Experts have begun to recognize A.I. Capital’s potential. In May, the company was selected to participate in the competitive MassChallenge Boston, at which startups compete for financial support and training. The company has also been recognized by Brandeis with a SPARK grant and was chosen to become part of the National Science Foundation’s Brandeis I-Corps program.

Chang hopes to raise $20 million from investors over the next several months and begin trading as soon as January.

Competitive advantage: Youth, gumption and moxie.

Relay Therapeutics

The proteins in our cells seem to have a simple structure: amino acids linked together like beads on a string. In most cases, the amino acids consist of just four elements — carbon, hydrogen, oxygen and nitrogen. But billions of years of evolution have endowed proteins with incredible shape-shifting abilities. They can fold, coil, twist and turn, taking on the form of beautiful three-dimensional structures.

Biochemistry professor Dorothee Kern has studied the dance of proteins, or protein dynamics, for most of her career. She uses such techniques as nuclear magnetic resonance, X-ray crystallography, single-molecule fluorescence resonance energy transfer, and computational simulations to watch proteins moving in real time. A champion basketball player, she says her methods go way beyond providing a snapshot image — they’re like watching film of a player doing a crossover move followed by a finger roll.

In 2016, Kern co-founded Relay Therapeutics in Cambridge, Massachusetts, to use the latest insights into protein dynamics as the basis for a revolutionary way of developing drugs. Current drug-design methods rely on static images of proteins. Kern predicts a fuller understanding of live-action protein metamorphosis will lead to better drugs with fewer side effects.

To date, Relay has raised $120 million in financing. Investors include GV (formerly Google Ventures) and Third Rock Ventures, a major venture-capital firm specializing in biotech startups. One of Kern’s co-founders is David Shaw, a former Columbia professor turned billionaire hedge-fund investor.

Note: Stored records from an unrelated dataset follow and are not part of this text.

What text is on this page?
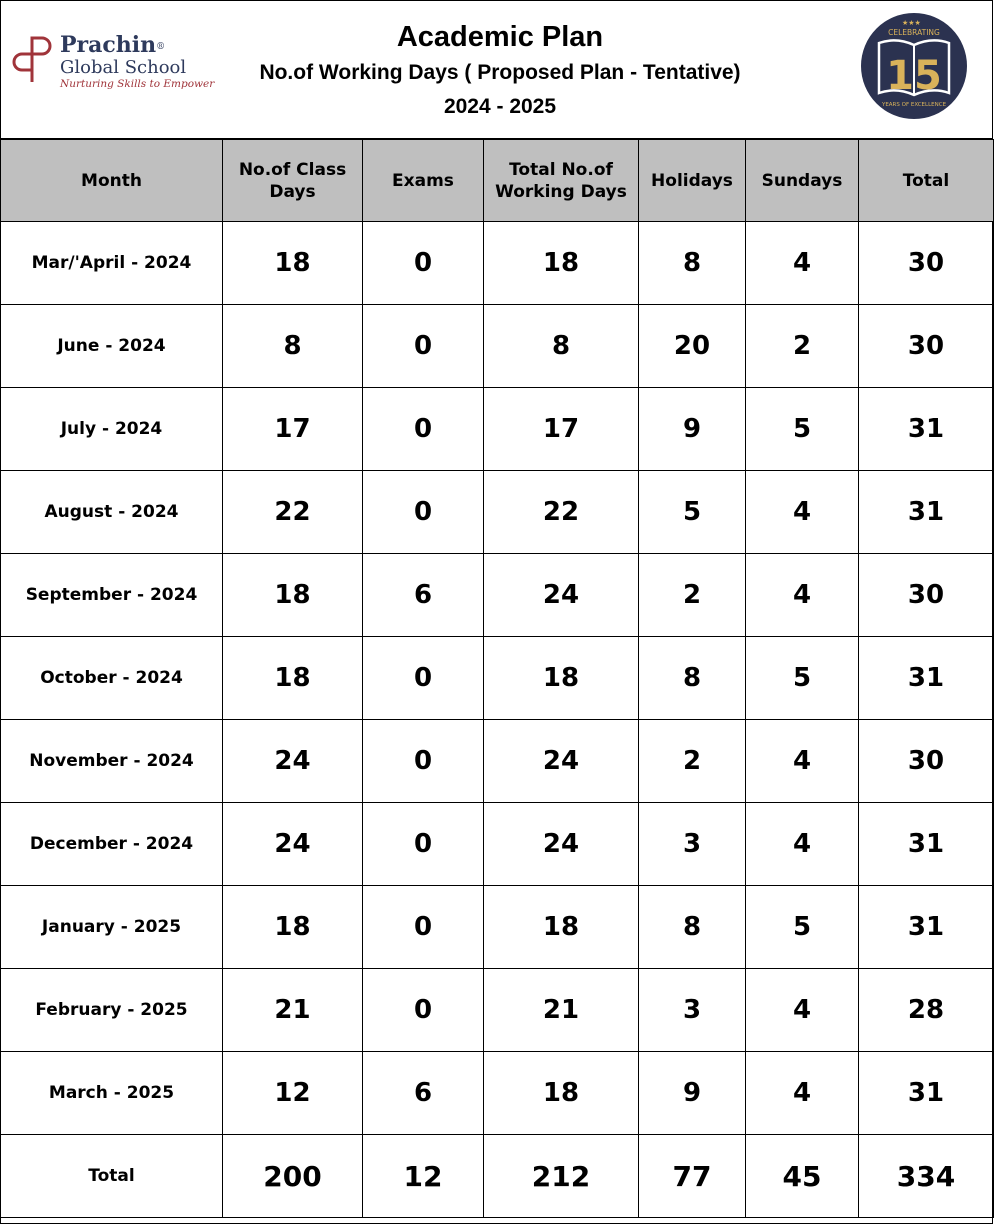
Prachin®
Global School
Nurturing Skills to Empower
Academic Plan
No.of Working Days ( Proposed Plan - Tentative)
2024 - 2025
★★★
CELEBRATING
15
YEARS OF EXCELLENCE
Month	No.of Class Days	Exams	Total No.of Working Days	Holidays	Sundays	Total
Mar/'April - 2024	18	0	18	8	4	30
June - 2024	8	0	8	20	2	30
July - 2024	17	0	17	9	5	31
August - 2024	22	0	22	5	4	31
September - 2024	18	6	24	2	4	30
October - 2024	18	0	18	8	5	31
November - 2024	24	0	24	2	4	30
December - 2024	24	0	24	3	4	31
January - 2025	18	0	18	8	5	31
February - 2025	21	0	21	3	4	28
March - 2025	12	6	18	9	4	31
Total	200	12	212	77	45	334
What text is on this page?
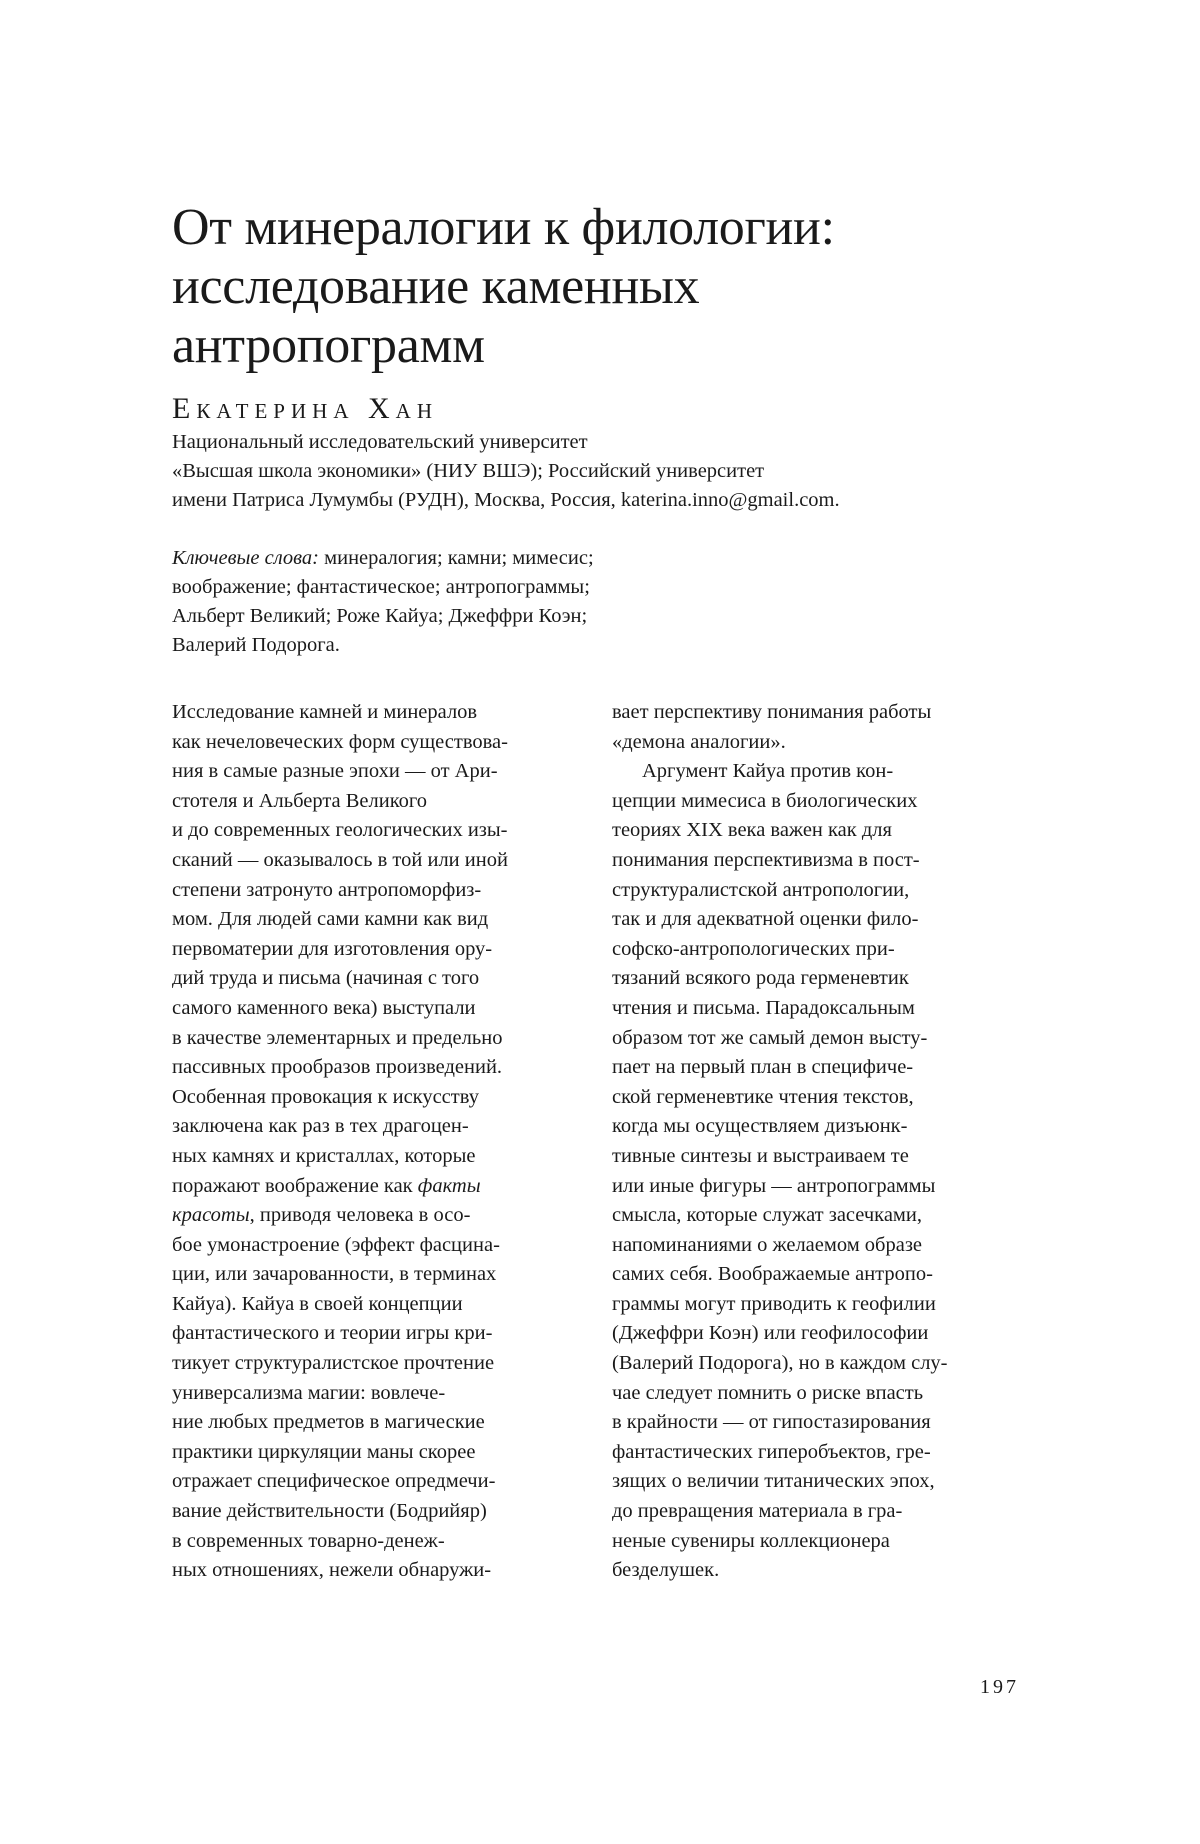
От минералогии к филологии:
исследование каменных
антропограмм

Екатерина Хан

Национальный исследовательский университет
«Высшая школа экономики» (НИУ ВШЭ); Российский университет
имени Патриса Лумумбы (РУДН), Москва, Россия, katerina.inno@gmail.com.

Ключевые слова: минералогия; камни; мимесис;
воображение; фантастическое; антропограммы;
Альберт Великий; Роже Кайуа; Джеффри Коэн;
Валерий Подорога.

Исследование камней и минералов
как нечеловеческих форм существова-
ния в самые разные эпохи — от Ари-
стотеля и Альберта Великого
и до современных геологических изы-
сканий — оказывалось в той или иной
степени затронуто антропоморфиз-
мом. Для людей сами камни как вид
первоматерии для изготовления ору-
дий труда и письма (начиная с того
самого каменного века) выступали
в качестве элементарных и предельно
пассивных прообразов произведений.
Особенная провокация к искусству
заключена как раз в тех драгоцен-
ных камнях и кристаллах, которые
поражают воображение как факты
красоты, приводя человека в осо-
бое умонастроение (эффект фасцина-
ции, или зачарованности, в терминах
Кайуа). Кайуа в своей концепции
фантастического и теории игры кри-
тикует структуралистское прочтение
универсализма магии: вовлече-
ние любых предметов в магические
практики циркуляции маны скорее
отражает специфическое опредмечи-
вание действительности (Бодрийяр)
в современных товарно-денеж-
ных отношениях, нежели обнаружи-
вает перспективу понимания работы
«демона аналогии».
Аргумент Кайуа против кон-
цепции мимесиса в биологических
теориях XIX века важен как для
понимания перспективизма в пост-
структуралистской антропологии,
так и для адекватной оценки фило-
софско-антропологических при-
тязаний всякого рода герменевтик
чтения и письма. Парадоксальным
образом тот же самый демон высту-
пает на первый план в специфиче-
ской герменевтике чтения текстов,
когда мы осуществляем дизъюнк-
тивные синтезы и выстраиваем те
или иные фигуры — антропограммы
смысла, которые служат засечками,
напоминаниями о желаемом образе
самих себя. Воображаемые антропо-
граммы могут приводить к геофилии
(Джеффри Коэн) или геофилософии
(Валерий Подорога), но в каждом слу-
чае следует помнить о риске впасть
в крайности — от гипостазирования
фантастических гиперобъектов, гре-
зящих о величии титанических эпох,
до превращения материала в гра-
неные сувениры коллекционера
безделушек.
197
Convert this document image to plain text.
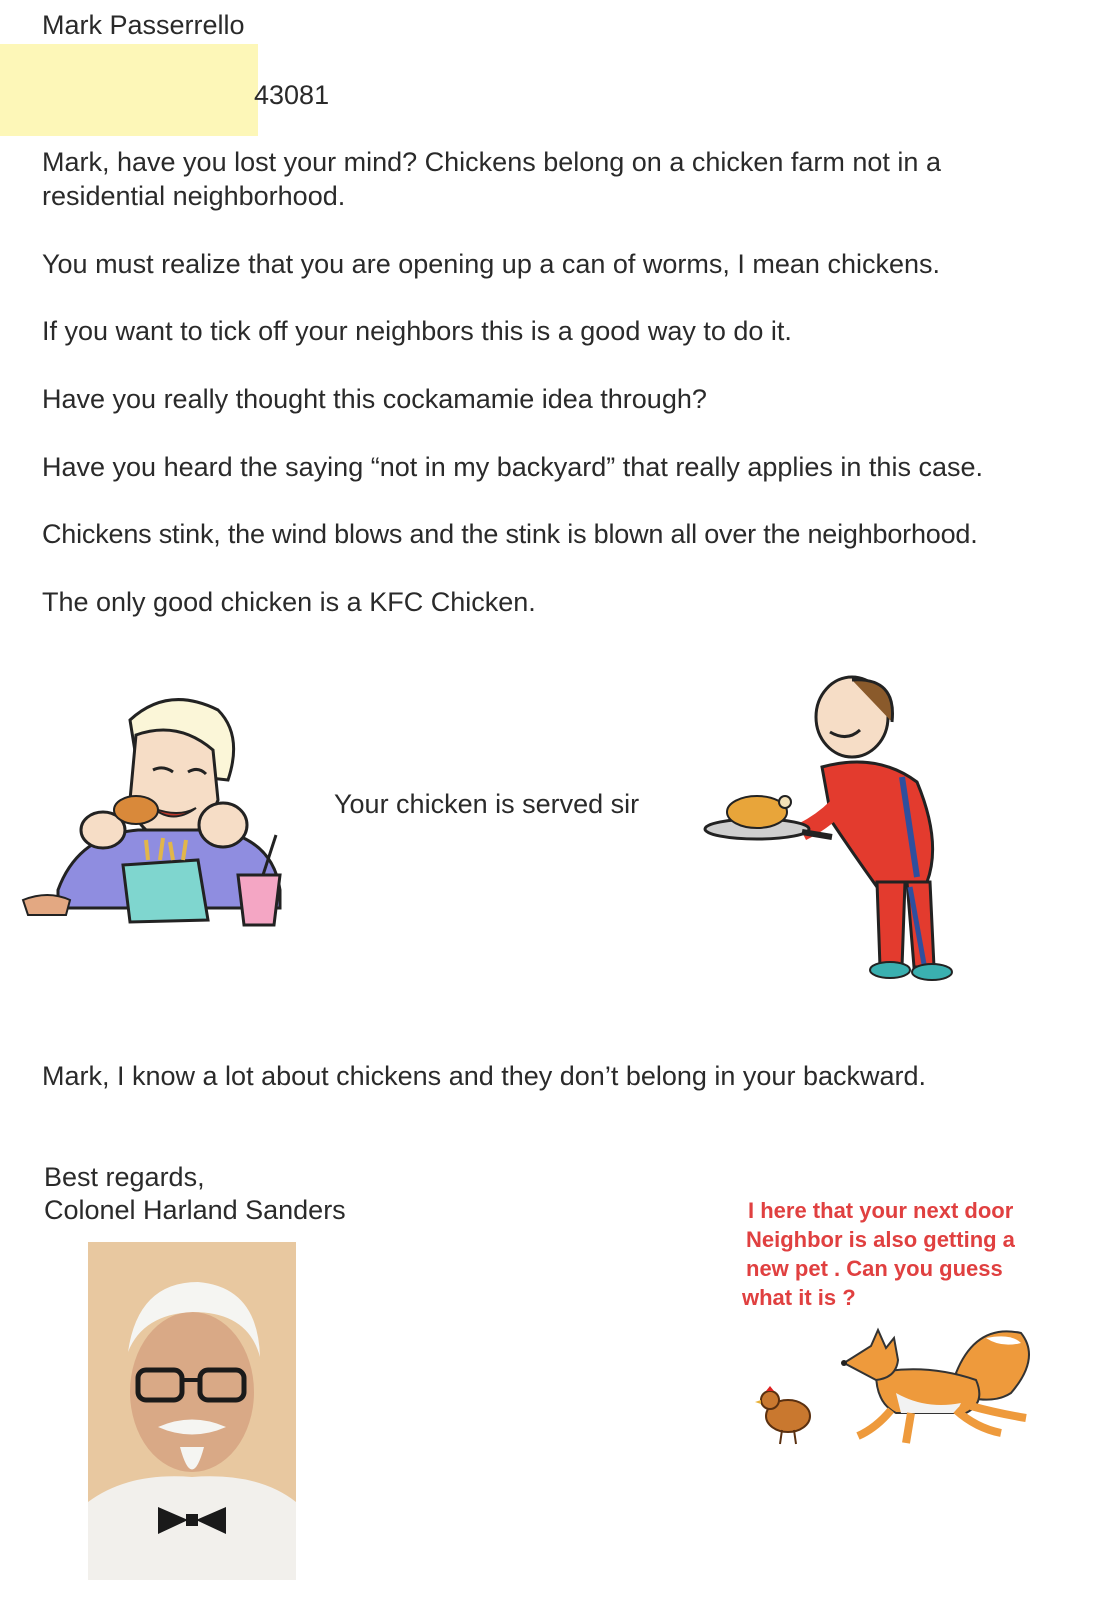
Mark Passerrello
43081
Mark, have you lost your mind? Chickens belong on a chicken farm not in a residential neighborhood.
You must realize that you are opening up a can of worms, I mean chickens.
If you want to tick off your neighbors this is a good way to do it.
Have you really thought this cockamamie idea through?
Have you heard the saying “not in my backyard” that really applies in this case.
Chickens stink, the wind blows and the stink is blown all over the neighborhood.
The only good chicken is a KFC Chicken.
Your chicken is served sir
Mark, I know a lot about chickens and they don’t belong in your backward.
Best regards,
Colonel Harland Sanders	I here that your next door
Neighbor is also getting a
new pet . Can you guess
what it is ?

Shaw’s research institute developed a supercomputer that can simulate changes in a protein structure over the span of a millisecond, a world record.

Kern, a Howard Hughes Medical Institute Investigator, recently won acceptance to Germany’s Academy of Sciences Leopoldina, the oldest continuously existing learned society in the world. She says she would have been happy to spend her career entirely in academia. “But if you ever have a chance to save human lives with your research, you have to go for that,” she says. “You have to try.”

Competitive advantage: The potential to transform medicine. Deep-pocketed investors. Products expected to be tested in humans in early 2019.